An example of counterfactual explanation on sentiment analysis. The method implemented in the library is based on the Polyjuice model developed by Wu et al. Please cite the work: https://github.com/tongshuangwu/polyjuice if using this explainer.

[1]:
# This default renderer is used for sphinx docs only.
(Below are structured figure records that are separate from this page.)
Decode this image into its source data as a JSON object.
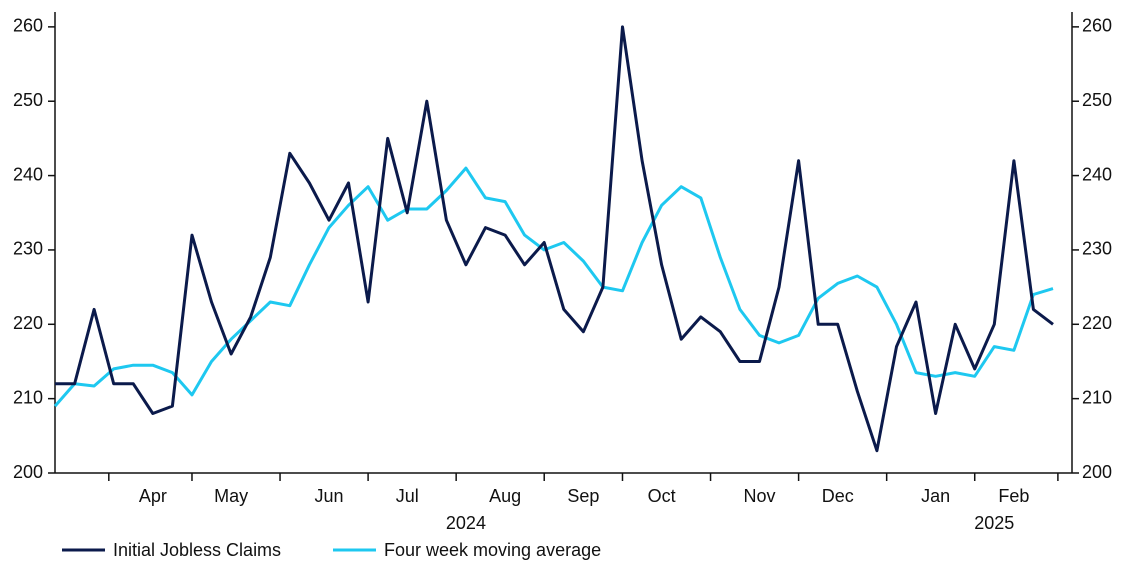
{
  "chart_data": {
    "type": "line",
    "categories": [
      null,
      null,
      null,
      null,
      null,
      "Apr",
      null,
      null,
      null,
      "May",
      null,
      null,
      null,
      null,
      "Jun",
      null,
      null,
      null,
      "Jul",
      null,
      null,
      null,
      null,
      "Aug",
      null,
      null,
      null,
      "Sep",
      null,
      null,
      null,
      "Oct",
      null,
      null,
      null,
      null,
      "Nov",
      null,
      null,
      null,
      "Dec",
      null,
      null,
      null,
      null,
      "Jan",
      null,
      null,
      null,
      "Feb",
      null,
      null
    ],
    "year_labels": [
      null,
      null,
      null,
      null,
      null,
      null,
      null,
      null,
      null,
      null,
      null,
      null,
      null,
      null,
      null,
      null,
      null,
      null,
      null,
      null,
      null,
      "2024",
      null,
      null,
      null,
      null,
      null,
      null,
      null,
      null,
      null,
      null,
      null,
      null,
      null,
      null,
      null,
      null,
      null,
      null,
      null,
      null,
      null,
      null,
      null,
      null,
      null,
      null,
      "2025",
      null,
      null,
      null
    ],
    "series": [
      {
        "name": "Initial Jobless Claims",
        "color": "#0b1a4b",
        "axis": "y",
        "values": [
          212,
          212,
          222,
          212,
          212,
          208,
          209,
          232,
          223,
          216,
          221,
          229,
          243,
          239,
          234,
          239,
          223,
          245,
          235,
          250,
          234,
          228,
          233,
          232,
          228,
          231,
          222,
          219,
          225,
          260,
          242,
          228,
          218,
          221,
          219,
          215,
          215,
          225,
          242,
          220,
          220,
          211,
          203,
          217,
          223,
          208,
          220,
          214,
          220,
          242,
          222,
          220
        ]
      },
      {
        "name": "Four week moving average",
        "color": "#1ec8f0",
        "axis": "y",
        "values": [
          209,
          212,
          211.7,
          214,
          214.5,
          214.5,
          213.5,
          210.5,
          215,
          218,
          220.5,
          223,
          222.5,
          228,
          233,
          236,
          238.5,
          234,
          235.5,
          235.5,
          238,
          241,
          237,
          236.5,
          232,
          230,
          231,
          228.5,
          225,
          224.5,
          231,
          236,
          238.5,
          237,
          229,
          222,
          218.5,
          217.5,
          218.5,
          223.5,
          225.5,
          226.5,
          225,
          220,
          213.5,
          213,
          213.5,
          213,
          217,
          216.5,
          224,
          224.8
        ]
      }
    ],
    "ylim": [
      200,
      262
    ],
    "yticks": [
      200,
      210,
      220,
      230,
      240,
      250,
      260
    ],
    "y2lim": [
      200,
      262
    ],
    "y2ticks": [
      200,
      210,
      220,
      230,
      240,
      250,
      260
    ],
    "legend": "bottom"
  }
}
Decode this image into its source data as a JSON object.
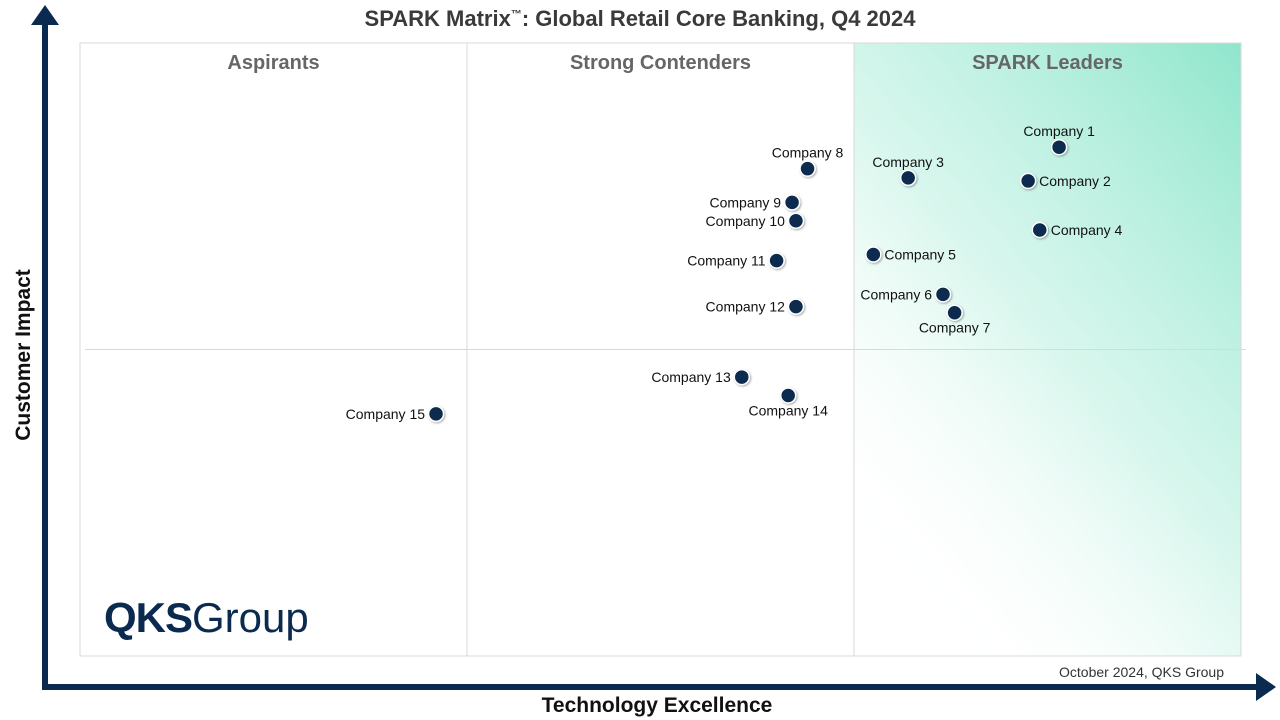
{
  "title": {
    "main": "SPARK Matrix",
    "tm": "™",
    "rest": ": Global Retail Core Banking, Q4 2024"
  },
  "footer_note": "October 2024, QKS Group",
  "logo": {
    "part1": "QKS",
    "part2": "Group"
  },
  "colors": {
    "axis": "#0b2a4f",
    "point": "#0b2a4f",
    "leader_gradient": "#8fe6cc",
    "quadrant_label": "#666666"
  },
  "chart_data": {
    "type": "scatter",
    "title": "SPARK Matrix™: Global Retail Core Banking, Q4 2024",
    "xlabel": "Technology Excellence",
    "ylabel": "Customer Impact",
    "xlim": [
      0,
      3
    ],
    "ylim": [
      0,
      2
    ],
    "grid": true,
    "quadrants": [
      "Aspirants",
      "Strong Contenders",
      "SPARK Leaders"
    ],
    "points": [
      {
        "name": "Company 1",
        "x": 2.53,
        "y": 1.66,
        "label_pos": "above"
      },
      {
        "name": "Company 2",
        "x": 2.45,
        "y": 1.55,
        "label_pos": "right"
      },
      {
        "name": "Company 3",
        "x": 2.14,
        "y": 1.56,
        "label_pos": "above"
      },
      {
        "name": "Company 4",
        "x": 2.48,
        "y": 1.39,
        "label_pos": "right"
      },
      {
        "name": "Company 5",
        "x": 2.05,
        "y": 1.31,
        "label_pos": "right"
      },
      {
        "name": "Company 6",
        "x": 2.23,
        "y": 1.18,
        "label_pos": "left"
      },
      {
        "name": "Company 7",
        "x": 2.26,
        "y": 1.12,
        "label_pos": "below"
      },
      {
        "name": "Company 8",
        "x": 1.88,
        "y": 1.59,
        "label_pos": "above"
      },
      {
        "name": "Company 9",
        "x": 1.84,
        "y": 1.48,
        "label_pos": "left"
      },
      {
        "name": "Company 10",
        "x": 1.85,
        "y": 1.42,
        "label_pos": "left"
      },
      {
        "name": "Company 11",
        "x": 1.8,
        "y": 1.29,
        "label_pos": "left"
      },
      {
        "name": "Company 12",
        "x": 1.85,
        "y": 1.14,
        "label_pos": "left"
      },
      {
        "name": "Company 13",
        "x": 1.71,
        "y": 0.91,
        "label_pos": "left"
      },
      {
        "name": "Company 14",
        "x": 1.83,
        "y": 0.85,
        "label_pos": "below"
      },
      {
        "name": "Company 15",
        "x": 0.92,
        "y": 0.79,
        "label_pos": "left"
      }
    ]
  }
}
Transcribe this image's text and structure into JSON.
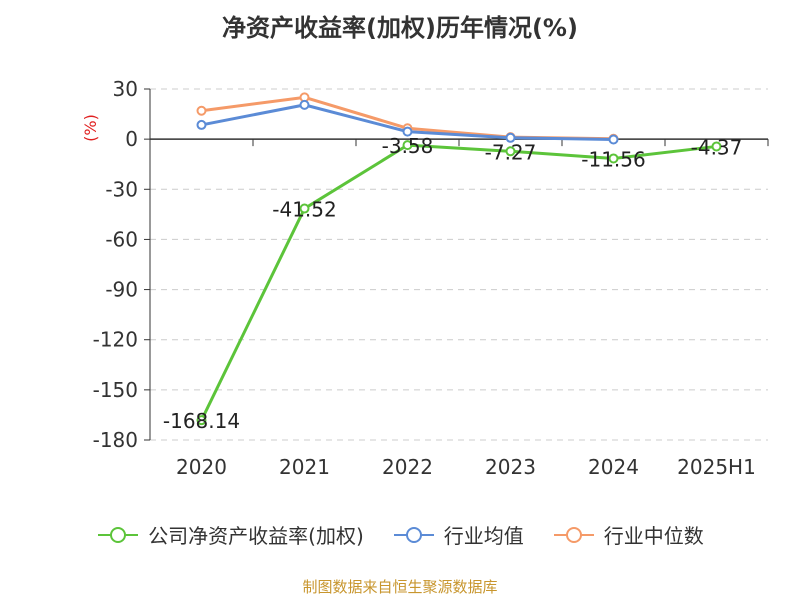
{
  "title": "净资产收益率(加权)历年情况(%)",
  "source": "制图数据来自恒生聚源数据库",
  "colors": {
    "company": "#5cc43a",
    "industry_avg": "#5b8bd6",
    "industry_median": "#f59a68",
    "ylabel": "#e02020"
  },
  "chart_data": {
    "type": "line",
    "title": "净资产收益率(加权)历年情况(%)",
    "ylabel": "(%)",
    "xlabel": "",
    "categories": [
      "2020",
      "2021",
      "2022",
      "2023",
      "2024",
      "2025H1"
    ],
    "ylim": [
      -180,
      30
    ],
    "yticks": [
      30,
      0,
      -30,
      -60,
      -90,
      -120,
      -150,
      -180
    ],
    "grid": true,
    "legend": "bottom",
    "series": [
      {
        "name": "公司净资产收益率(加权)",
        "values": [
          -168.14,
          -41.52,
          -3.58,
          -7.27,
          -11.56,
          -4.37
        ],
        "labels": [
          "-168.14",
          "-41.52",
          "-3.58",
          "-7.27",
          "-11.56",
          "-4.37"
        ]
      },
      {
        "name": "行业均值",
        "values": [
          8.5,
          20.5,
          4.5,
          0.8,
          -0.2,
          null
        ]
      },
      {
        "name": "行业中位数",
        "values": [
          17.0,
          25.0,
          6.5,
          1.2,
          0.2,
          null
        ]
      }
    ]
  }
}
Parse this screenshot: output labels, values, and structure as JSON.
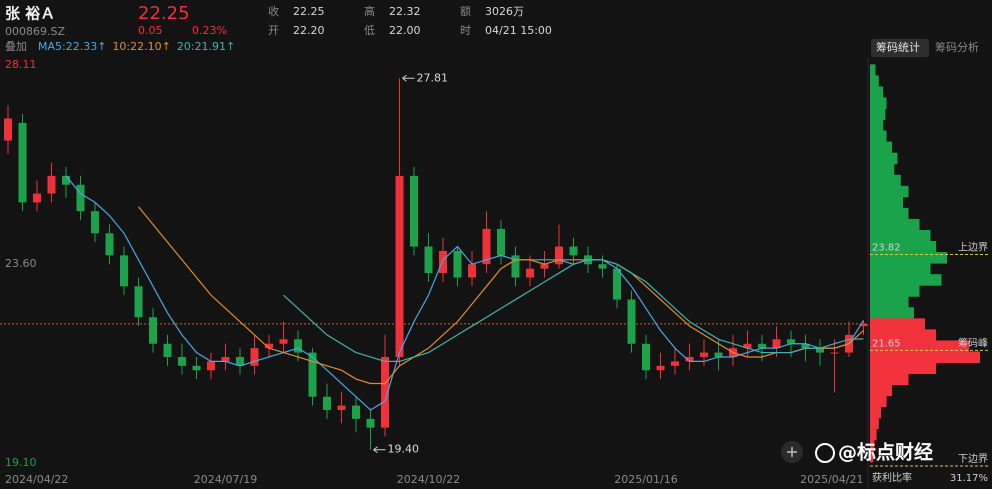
{
  "quote": {
    "name": "张 裕Ａ",
    "code": "000869.SZ",
    "price": "22.25",
    "change": "0.05",
    "change_pct": "0.23%",
    "fields": [
      {
        "label": "收",
        "value": "22.25"
      },
      {
        "label": "开",
        "value": "22.20"
      },
      {
        "label": "高",
        "value": "22.32"
      },
      {
        "label": "低",
        "value": "22.00"
      },
      {
        "label": "额",
        "value": "3026万"
      },
      {
        "label": "时",
        "value": "04/21 15:00"
      }
    ]
  },
  "overlay_button": "叠加",
  "tabs": [
    "筹码统计",
    "筹码分析"
  ],
  "watermark": "@标点财经",
  "chart_data": {
    "type": "candlestick",
    "categories": [
      "2024/04/22",
      null,
      null,
      null,
      null,
      null,
      null,
      null,
      null,
      null,
      null,
      null,
      null,
      null,
      null,
      "2024/07/19",
      null,
      null,
      null,
      null,
      null,
      null,
      null,
      null,
      null,
      null,
      null,
      null,
      null,
      "2024/10/22",
      null,
      null,
      null,
      null,
      null,
      null,
      null,
      null,
      null,
      null,
      null,
      null,
      null,
      null,
      "2025/01/16",
      null,
      null,
      null,
      null,
      null,
      null,
      null,
      null,
      null,
      null,
      null,
      null,
      null,
      null,
      "2025/04/21"
    ],
    "open": [
      26.4,
      26.8,
      25.0,
      25.2,
      25.6,
      25.4,
      24.8,
      24.3,
      23.8,
      23.1,
      22.4,
      21.8,
      21.5,
      21.3,
      21.2,
      21.4,
      21.5,
      21.3,
      21.7,
      21.8,
      21.9,
      21.6,
      20.6,
      20.3,
      20.4,
      20.1,
      19.9,
      21.5,
      25.6,
      24.0,
      23.4,
      23.9,
      23.3,
      23.6,
      24.4,
      23.8,
      23.3,
      23.5,
      23.6,
      24.0,
      23.8,
      23.6,
      23.5,
      22.8,
      21.8,
      21.2,
      21.3,
      21.4,
      21.5,
      21.6,
      21.5,
      21.7,
      21.8,
      21.7,
      21.9,
      21.8,
      21.7,
      21.6,
      21.6,
      22.2
    ],
    "high": [
      27.2,
      27.0,
      25.5,
      25.9,
      25.8,
      25.6,
      25.0,
      24.5,
      24.0,
      23.3,
      22.6,
      22.0,
      21.8,
      21.5,
      21.6,
      21.8,
      21.7,
      22.0,
      22.0,
      22.3,
      22.1,
      21.7,
      20.9,
      20.7,
      20.6,
      20.3,
      22.0,
      27.81,
      25.8,
      24.3,
      24.2,
      24.0,
      23.9,
      24.8,
      24.6,
      24.0,
      23.8,
      23.9,
      24.5,
      24.2,
      24.0,
      23.8,
      23.6,
      23.0,
      22.0,
      21.6,
      21.7,
      21.8,
      21.9,
      21.9,
      22.0,
      22.1,
      22.0,
      22.2,
      22.1,
      22.0,
      21.9,
      21.9,
      22.3,
      22.32
    ],
    "low": [
      26.1,
      24.8,
      24.8,
      25.0,
      25.1,
      24.6,
      24.1,
      23.6,
      22.9,
      22.2,
      21.6,
      21.3,
      21.1,
      21.0,
      21.0,
      21.2,
      21.1,
      21.1,
      21.5,
      21.6,
      21.4,
      20.4,
      20.1,
      20.0,
      19.8,
      19.4,
      19.7,
      21.3,
      23.8,
      23.2,
      23.2,
      23.1,
      23.1,
      23.4,
      23.6,
      23.1,
      23.1,
      23.3,
      23.5,
      23.6,
      23.4,
      23.3,
      22.6,
      21.6,
      21.0,
      21.0,
      21.1,
      21.2,
      21.3,
      21.2,
      21.3,
      21.5,
      21.4,
      21.5,
      21.5,
      21.4,
      21.3,
      20.7,
      21.5,
      22.0
    ],
    "close": [
      26.9,
      25.0,
      25.2,
      25.6,
      25.4,
      24.8,
      24.3,
      23.8,
      23.1,
      22.4,
      21.8,
      21.5,
      21.3,
      21.2,
      21.4,
      21.5,
      21.3,
      21.7,
      21.8,
      21.9,
      21.6,
      20.6,
      20.3,
      20.4,
      20.1,
      19.9,
      21.5,
      25.6,
      24.0,
      23.4,
      23.9,
      23.3,
      23.6,
      24.4,
      23.8,
      23.3,
      23.5,
      23.6,
      24.0,
      23.8,
      23.6,
      23.5,
      22.8,
      21.8,
      21.2,
      21.3,
      21.4,
      21.5,
      21.6,
      21.5,
      21.7,
      21.8,
      21.7,
      21.9,
      21.8,
      21.7,
      21.6,
      21.6,
      22.0,
      22.25
    ],
    "up_color": "#f0313a",
    "down_color": "#1ba24a",
    "ylim": [
      19.1,
      28.11
    ],
    "yticks": [
      28.11,
      {
        "value": 23.6,
        "label": "23.60"
      },
      {
        "value": 19.1,
        "label": "19.10"
      }
    ],
    "series": [
      {
        "name": "MA5:22.33↑",
        "color": "#46a8e8",
        "values": [
          null,
          null,
          null,
          null,
          25.6,
          25.2,
          25.0,
          24.7,
          24.3,
          23.7,
          23.1,
          22.5,
          22.0,
          21.6,
          21.4,
          21.4,
          21.3,
          21.4,
          21.5,
          21.6,
          21.7,
          21.5,
          21.2,
          20.9,
          20.6,
          20.3,
          20.5,
          21.6,
          22.3,
          22.9,
          23.7,
          24.0,
          23.6,
          23.7,
          23.8,
          23.7,
          23.7,
          23.7,
          23.7,
          23.6,
          23.7,
          23.7,
          23.5,
          23.1,
          22.6,
          22.1,
          21.7,
          21.4,
          21.4,
          21.5,
          21.5,
          21.6,
          21.7,
          21.7,
          21.8,
          21.8,
          21.7,
          21.7,
          21.8,
          22.33
        ]
      },
      {
        "name": "10:22.10↑",
        "color": "#e38b2c",
        "values": [
          null,
          null,
          null,
          null,
          null,
          null,
          null,
          null,
          null,
          24.9,
          24.5,
          24.1,
          23.7,
          23.3,
          22.9,
          22.6,
          22.3,
          22.0,
          21.7,
          21.6,
          21.5,
          21.4,
          21.3,
          21.2,
          21.0,
          20.9,
          20.9,
          21.3,
          21.5,
          21.7,
          22.0,
          22.3,
          22.7,
          23.1,
          23.5,
          23.7,
          23.7,
          23.6,
          23.7,
          23.7,
          23.7,
          23.7,
          23.6,
          23.4,
          23.1,
          22.8,
          22.5,
          22.2,
          22.0,
          21.8,
          21.6,
          21.5,
          21.5,
          21.6,
          21.6,
          21.7,
          21.7,
          21.7,
          21.8,
          22.1
        ]
      },
      {
        "name": "20:21.91↑",
        "color": "#40b3ad",
        "values": [
          null,
          null,
          null,
          null,
          null,
          null,
          null,
          null,
          null,
          null,
          null,
          null,
          null,
          null,
          null,
          null,
          null,
          null,
          null,
          22.9,
          22.6,
          22.3,
          22.0,
          21.8,
          21.6,
          21.5,
          21.4,
          21.4,
          21.5,
          21.6,
          21.8,
          22.0,
          22.2,
          22.4,
          22.6,
          22.8,
          23.0,
          23.2,
          23.4,
          23.6,
          23.7,
          23.7,
          23.6,
          23.4,
          23.2,
          22.9,
          22.6,
          22.3,
          22.1,
          21.9,
          21.8,
          21.7,
          21.6,
          21.6,
          21.6,
          21.7,
          21.7,
          21.8,
          21.9,
          21.91
        ]
      }
    ],
    "annotations": [
      {
        "field": "high",
        "value": 27.81,
        "label": "27.81"
      },
      {
        "field": "low",
        "value": 19.4,
        "label": "19.40"
      }
    ]
  },
  "chip_distribution": {
    "type": "bar",
    "prices": [
      28.0,
      27.75,
      27.5,
      27.25,
      27.0,
      26.75,
      26.5,
      26.25,
      26.0,
      25.75,
      25.5,
      25.25,
      25.0,
      24.75,
      24.5,
      24.25,
      24.0,
      23.75,
      23.5,
      23.25,
      23.0,
      22.75,
      22.5,
      22.25,
      22.0,
      21.75,
      21.5,
      21.25,
      21.0,
      20.75,
      20.5,
      20.25,
      20.0,
      19.75,
      19.5,
      19.25
    ],
    "values": [
      5,
      8,
      12,
      15,
      14,
      12,
      15,
      20,
      25,
      22,
      28,
      35,
      30,
      35,
      45,
      55,
      60,
      70,
      55,
      65,
      45,
      35,
      40,
      50,
      60,
      90,
      100,
      60,
      35,
      20,
      15,
      10,
      8,
      6,
      4,
      3
    ],
    "above_color": "#1aa34a",
    "below_color": "#f2323c",
    "markers": [
      {
        "value": 23.82,
        "label": "上边界"
      },
      {
        "value": 21.65,
        "label": "筹码峰"
      }
    ],
    "lower_label": "下边界",
    "profit_ratio_label": "获利比率",
    "profit_ratio": "31.17%"
  }
}
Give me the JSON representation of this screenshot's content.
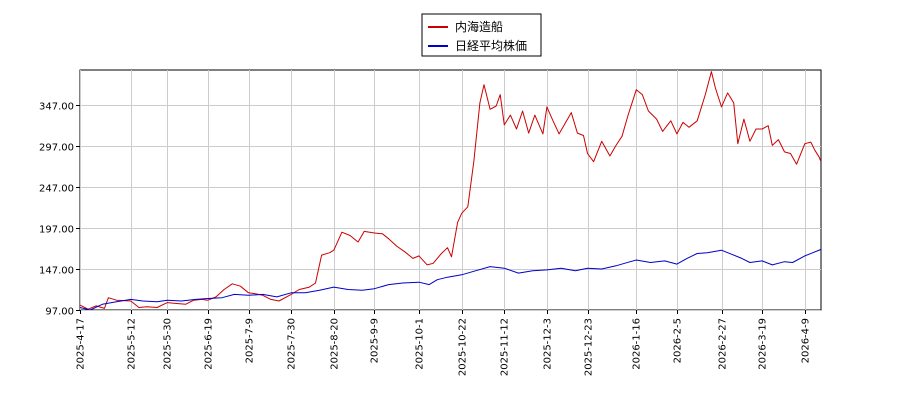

Please delete this cell in IPython.
import plotly.io as pio
pio.renderers.default = "png"
[2]:
import transformers
import numpy as np
from omnixai.data.text import Text
from omnixai.explainers.nlp.counterfactual.polyjuice import Polyjuice
[3]:
# A transformer model for sentiment analysis
model = transformers.pipeline(
    'sentiment-analysis',
    model='distilbert-base-uncased-finetuned-sst-2-english',
    return_all_scores=True
)
idx2label = {"NEGATIVE": 0, "POSITIVE": 1}
[4]:
# Build the prediction function, e.g., the outputs of the prediction function are the class probabilities.
def _predict(x):
    scores = []
    predictions = model(x.values)
    for pred in predictions:
        score = [0.0, 0.0]
        for d in pred:
            if d['label'] == 'NEGATIVE':
                score[0] = d['score']
            else:
                score[1] = d['score']
        scores.append(score)
    return np.array(scores)
[5]:
# Initialize the counterfactual explainer based on Polyjuice
explainer = Polyjuice(predict_function=_predict)
[6]:
x = Text([
    "What a great movie! if you have no taste.",
    "it was a fantastic performance!",
    "best film ever",
    "such a great show!",
    "it was a horrible movie",
    "i've never watched something as bad"
])
explanations = explainer.explain(x)
explanations.ipython_plot()
INFO:polyjuice.polyjuice_wrapper:Setup Polyjuice.
INFO:polyjuice.polyjuice_wrapper:Setup SpaCy processor.
INFO:polyjuice.polyjuice_wrapper:Setup perplexity scorer.
Asking to truncate to max_length but no maximum length is provided and the model has no predefined maximum length. Default to no truncation.
../../_images/tutorials_nlp_ce_classification_7_1.png